353 sayılı Askeri Mahkemeler Kuruluşu Ve Yargılama Usulü Kanunu'nun "Askeri Mahkemelerin Görevleri" başlığı altında düzenlenen İkinci Bölümünde yer alan "Genel Görev" başlıklı 9. maddesinde; "Askeri Mahkemeler Kanunlarda aksi yazılı olmadıkça asker kişilerin askeri olan suçları ile bunların asker kişiler aleyhine veya askeri mahallerde yahut askerlik hizmet ve görevleri ile ilgili olarak işledikleri suçlara ait davalara bakmakla görevlidirler" denilmektedir. 

"Askeri suç" ise, öğretide ve uygulamada;

            a) Unsurları ve cezalarının tamamı Askeri Ceza Kanunu'nda yazılı olan, başka bir anlatımla, Askeri Ceza Kanunu dışında hiçbir ceza yasası ile cezalandırılmayan suçlar,

            b) Unsurları kısmen Askeri Ceza Kanunu'nda, kısmen diğer ceza yasalarında gösterilen suçlar, 

            c) Türk Ceza Kanunu'na atıf suretiyle askeri suç haline dönüştürülen suçlar, olmak üzere üç grupta mütalâa edilmektedir.    

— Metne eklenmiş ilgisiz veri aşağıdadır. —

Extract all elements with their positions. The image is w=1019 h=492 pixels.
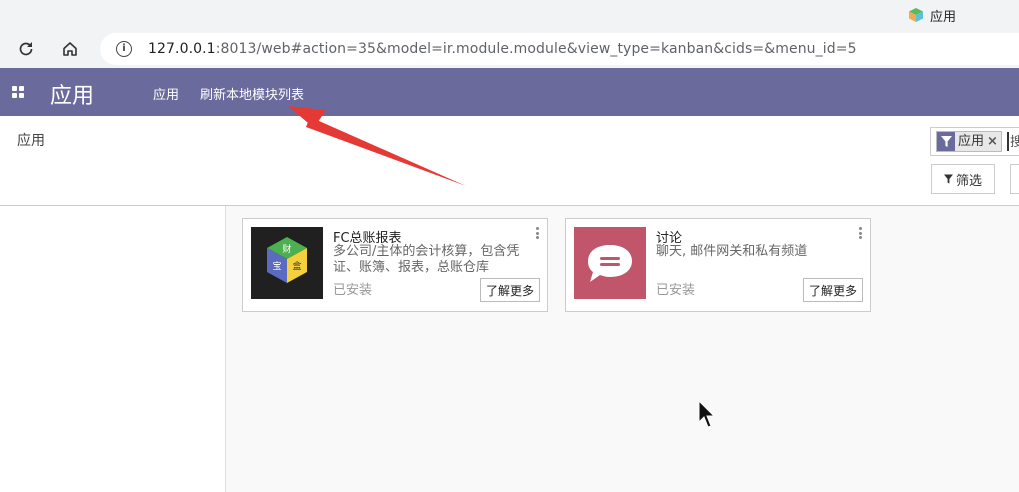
red-arrow-icon	[288, 106, 466, 186]
mouse-cursor-icon	[698, 400, 716, 428]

 Aynı Yasa’nın 13.10.1996 gün ve 22786 sayılı Resmi Gazete’de yayımlanan 4191 sayılı Yasa’yla değişik 17. maddesinde; “askeri mahkemelerde yargılanmayı gerektiren ilginin kesilmesi, daha önce işlenen suçlara ait davalara bu mahkemelerin bakma görevini değiştirmez. Ancak suçun askeri bir suç olmaması askeri bir suça bağlı bulunmaması ve sanık hakkında kamu davası açılmamış olması halinde askeri mahkemenin görevi sona erer” denilmektedir. 

            Ancak, Anayasa Mahkemesi'nin 11.3.2000 gün ve 23990 sayılı Resmi Gazete'de yayımlanan 1.7.1998 gün ve E:1996/74, K:1998/45 sayılı kararı ile maddenin ikinci tümcesinde yer alan "... ve sanık hakkında kamu davası açılmamış olması ..." sözcükleri iptal edilmiştir. 

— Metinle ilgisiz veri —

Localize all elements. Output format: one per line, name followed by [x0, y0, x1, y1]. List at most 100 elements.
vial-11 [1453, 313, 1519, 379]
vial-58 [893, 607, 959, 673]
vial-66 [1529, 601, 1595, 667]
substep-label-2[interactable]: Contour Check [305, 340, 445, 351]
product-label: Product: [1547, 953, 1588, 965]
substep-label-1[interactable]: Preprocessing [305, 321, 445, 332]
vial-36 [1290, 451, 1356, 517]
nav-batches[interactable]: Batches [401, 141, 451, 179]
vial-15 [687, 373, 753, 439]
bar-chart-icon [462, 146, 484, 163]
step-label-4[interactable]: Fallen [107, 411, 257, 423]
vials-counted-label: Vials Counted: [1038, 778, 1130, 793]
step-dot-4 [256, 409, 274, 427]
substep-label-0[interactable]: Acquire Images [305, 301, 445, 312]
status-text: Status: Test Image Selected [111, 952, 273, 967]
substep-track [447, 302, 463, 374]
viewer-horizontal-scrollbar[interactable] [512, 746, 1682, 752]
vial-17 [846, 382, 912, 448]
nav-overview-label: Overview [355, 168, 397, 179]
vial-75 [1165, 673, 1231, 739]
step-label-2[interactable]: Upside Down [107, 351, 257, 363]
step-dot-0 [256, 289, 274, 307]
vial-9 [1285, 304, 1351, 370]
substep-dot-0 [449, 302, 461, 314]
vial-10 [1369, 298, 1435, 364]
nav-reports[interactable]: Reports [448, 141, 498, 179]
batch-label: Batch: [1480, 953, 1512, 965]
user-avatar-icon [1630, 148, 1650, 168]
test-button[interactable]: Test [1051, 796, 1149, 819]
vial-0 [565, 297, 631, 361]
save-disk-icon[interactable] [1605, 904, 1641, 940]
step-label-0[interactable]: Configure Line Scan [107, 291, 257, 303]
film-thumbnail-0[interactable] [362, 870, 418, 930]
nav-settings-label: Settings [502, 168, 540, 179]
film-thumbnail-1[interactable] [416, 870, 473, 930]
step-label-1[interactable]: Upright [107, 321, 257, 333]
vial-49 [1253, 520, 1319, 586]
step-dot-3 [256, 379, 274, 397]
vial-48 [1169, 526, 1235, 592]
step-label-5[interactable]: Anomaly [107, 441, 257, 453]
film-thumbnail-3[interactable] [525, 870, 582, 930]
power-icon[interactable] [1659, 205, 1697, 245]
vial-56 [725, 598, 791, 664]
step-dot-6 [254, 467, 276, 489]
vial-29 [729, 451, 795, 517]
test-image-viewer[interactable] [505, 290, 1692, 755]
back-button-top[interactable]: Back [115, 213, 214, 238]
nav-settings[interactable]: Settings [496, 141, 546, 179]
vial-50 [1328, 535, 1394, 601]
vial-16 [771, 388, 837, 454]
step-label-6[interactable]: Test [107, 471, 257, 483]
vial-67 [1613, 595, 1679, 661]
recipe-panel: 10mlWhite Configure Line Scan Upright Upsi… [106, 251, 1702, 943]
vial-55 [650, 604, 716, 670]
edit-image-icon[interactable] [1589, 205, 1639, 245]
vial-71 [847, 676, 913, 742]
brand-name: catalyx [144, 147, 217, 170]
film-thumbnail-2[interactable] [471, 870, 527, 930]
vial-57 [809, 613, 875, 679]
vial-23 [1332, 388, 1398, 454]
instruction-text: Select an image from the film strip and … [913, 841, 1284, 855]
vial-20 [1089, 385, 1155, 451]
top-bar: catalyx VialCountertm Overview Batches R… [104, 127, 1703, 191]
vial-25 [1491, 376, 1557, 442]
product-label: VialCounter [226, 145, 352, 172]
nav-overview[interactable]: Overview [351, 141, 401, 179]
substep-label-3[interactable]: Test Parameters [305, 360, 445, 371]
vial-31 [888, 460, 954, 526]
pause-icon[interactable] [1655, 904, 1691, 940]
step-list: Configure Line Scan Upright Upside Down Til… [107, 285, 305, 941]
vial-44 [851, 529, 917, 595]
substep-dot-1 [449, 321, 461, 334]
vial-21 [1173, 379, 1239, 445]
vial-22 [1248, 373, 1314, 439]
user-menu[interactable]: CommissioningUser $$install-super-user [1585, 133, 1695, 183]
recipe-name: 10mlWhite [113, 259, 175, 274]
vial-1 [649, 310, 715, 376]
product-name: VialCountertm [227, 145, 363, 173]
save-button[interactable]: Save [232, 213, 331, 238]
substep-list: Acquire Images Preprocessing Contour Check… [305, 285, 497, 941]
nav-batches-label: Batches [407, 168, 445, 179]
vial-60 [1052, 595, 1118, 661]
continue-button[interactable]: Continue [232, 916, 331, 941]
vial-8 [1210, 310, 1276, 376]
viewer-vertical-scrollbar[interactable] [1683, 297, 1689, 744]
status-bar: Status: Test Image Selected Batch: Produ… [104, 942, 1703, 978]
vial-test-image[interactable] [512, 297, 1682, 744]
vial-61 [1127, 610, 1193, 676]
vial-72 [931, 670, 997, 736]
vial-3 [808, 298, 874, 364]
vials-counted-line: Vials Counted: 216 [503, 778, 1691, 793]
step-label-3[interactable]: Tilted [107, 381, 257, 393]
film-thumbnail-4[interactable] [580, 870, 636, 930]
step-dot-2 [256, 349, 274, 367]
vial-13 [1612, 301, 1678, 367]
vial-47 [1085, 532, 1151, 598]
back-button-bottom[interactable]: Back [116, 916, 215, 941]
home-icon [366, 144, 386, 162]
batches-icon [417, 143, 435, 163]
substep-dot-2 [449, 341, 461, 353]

            Bu duruma göre, askeri mahkemelerde yargılanmayı gerektiren ilginin kesilmesiyle birlikte sanığa yüklenen suçun askeri bir suç olmaması, askeri bir suça bağlı bulunmaması halinde, askeri mahkemenin görevinin sona ereceği açıktır. İptal kararı nedeniyle, sanık hakkında kamu davasının açılmış olup olmamasının bir önemi bulunmamaktadır.   

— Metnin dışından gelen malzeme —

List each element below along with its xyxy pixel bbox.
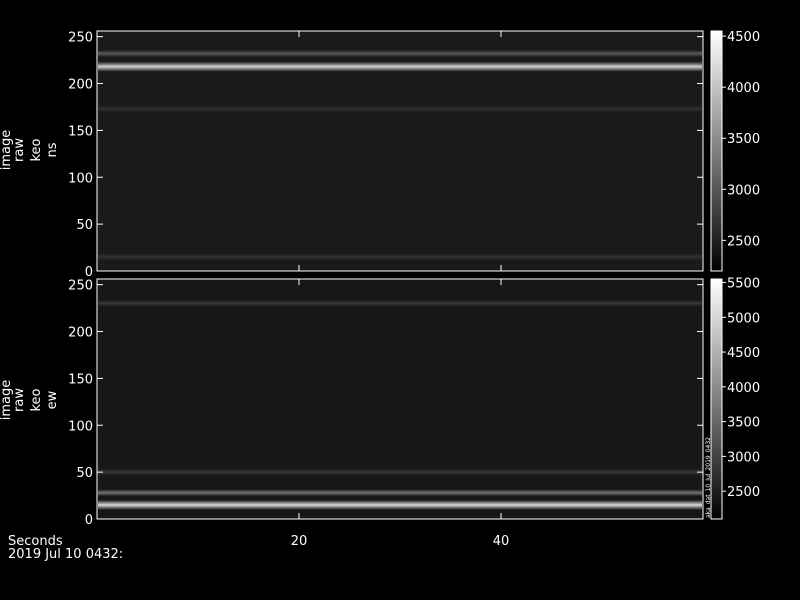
y-tick-label: 150 xyxy=(68,372,93,387)
bright-band xyxy=(98,50,702,57)
colorbar-tick-label: 4500 xyxy=(727,30,760,45)
bright-band xyxy=(98,468,702,476)
bright-band xyxy=(98,489,702,497)
panel-ew: 050100150200250 image raw keo ew 2500300… xyxy=(0,276,760,528)
y-tick-label: 50 xyxy=(76,466,93,481)
y-label-ns-3: keo xyxy=(29,138,44,161)
colorbar-tick-label: 4000 xyxy=(727,381,760,396)
colorbar-tick-label: 3500 xyxy=(727,416,760,431)
keogram-figure: 050100150200250 image raw keo ns 2500300… xyxy=(0,30,760,562)
y-tick-label: 250 xyxy=(68,279,93,294)
x-tick-label: 20 xyxy=(291,534,308,549)
bright-band xyxy=(98,299,702,307)
footer-timestamp: 2019 Jul 10 0432: xyxy=(8,547,123,562)
y-tick-label: 50 xyxy=(76,218,93,233)
y-tick-label: 100 xyxy=(68,419,93,434)
colorbar-tick-label: 3500 xyxy=(727,132,760,147)
bright-band xyxy=(98,253,702,261)
colorbar-tick-label: 5000 xyxy=(727,311,760,326)
panel-ns: 050100150200250 image raw keo ns 2500300… xyxy=(0,30,760,280)
y-label-ew-2: raw xyxy=(12,388,27,412)
y-tick-label: 200 xyxy=(68,78,93,93)
colorbar-tick-label: 4000 xyxy=(727,81,760,96)
heatmap-ew xyxy=(97,279,703,519)
bright-band xyxy=(98,105,702,113)
colorbar-ew xyxy=(710,278,723,520)
colorbar-ns xyxy=(710,30,723,272)
colorbar-tick-label: 5500 xyxy=(727,276,760,291)
colorbar-tick-label: 2500 xyxy=(727,485,760,500)
y-tick-label: 200 xyxy=(68,326,93,341)
colorbar-annotation: aka_dat_10_Jul_2019_0432 xyxy=(705,437,712,518)
y-label-ns-4: ns xyxy=(45,142,60,157)
y-label-ew-4: ew xyxy=(45,390,60,409)
y-tick-label: 0 xyxy=(85,513,93,528)
colorbar-tick-label: 2500 xyxy=(727,234,760,249)
y-tick-label: 100 xyxy=(68,171,93,186)
y-tick-label: 150 xyxy=(68,124,93,139)
colorbar-tick-label: 4500 xyxy=(727,346,760,361)
y-label-ns-2: raw xyxy=(12,138,27,162)
x-tick-label: 40 xyxy=(493,534,510,549)
bright-band xyxy=(98,61,702,72)
colorbar-tick-label: 3000 xyxy=(727,183,760,198)
y-tick-label: 250 xyxy=(68,31,93,46)
bright-band xyxy=(98,499,702,510)
colorbar-tick-label: 3000 xyxy=(727,450,760,465)
y-label-ew-3: keo xyxy=(29,388,44,411)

Somut olayda, görevsizlik kararı veren adli yargı yerince asker kişi sanıklara yüklenen eylemin, asker kişiye karşı, askerlik hizmet ve görevleriyle ilgili olarak işlendiği gerekçesine yer verilmiş ise de; haklarındaki kamu davası açılmadan önce, sanıkların terhis edildikleri, dosya içindeki bilgi ve belgelerden anlaşılmaktadır. Yüklenen suçun askeri bir suç olmaması, askeri bir suça bağlı bulunmaması ve askeri mahkemede yargılanmalarını gerektiren ilginin de kesilmiş olması nedeniyle 353 sayılı Yasa'nın 4191 sayılı Yasa ile değişik 17. maddesi hükmü uyarınca, sanıkların askeri mahkemede yargılanmalarını gerektiren ilginin kesilmiş olması nedeniyle davanın adli yargı yerinde görülmesi ve Zara Sulh Ceza Mahkemesi’nin görevsizlik kararının kaldırılması gerekmektedir. 

SONUÇ: Anlaşmazlığın niteliğine göre, davanın çözümünde adli yargı yerinin görevli olduğuna, bu nedenle Zara Sulh Ceza Mahkemesi'nin 25.6.1997 günlü, E:1997/32, K:1997/28 sayılı görevsizlik kararının kaldırılmasına, 11.6.2001 günü kesin olarak oybirliği ile karar verildi.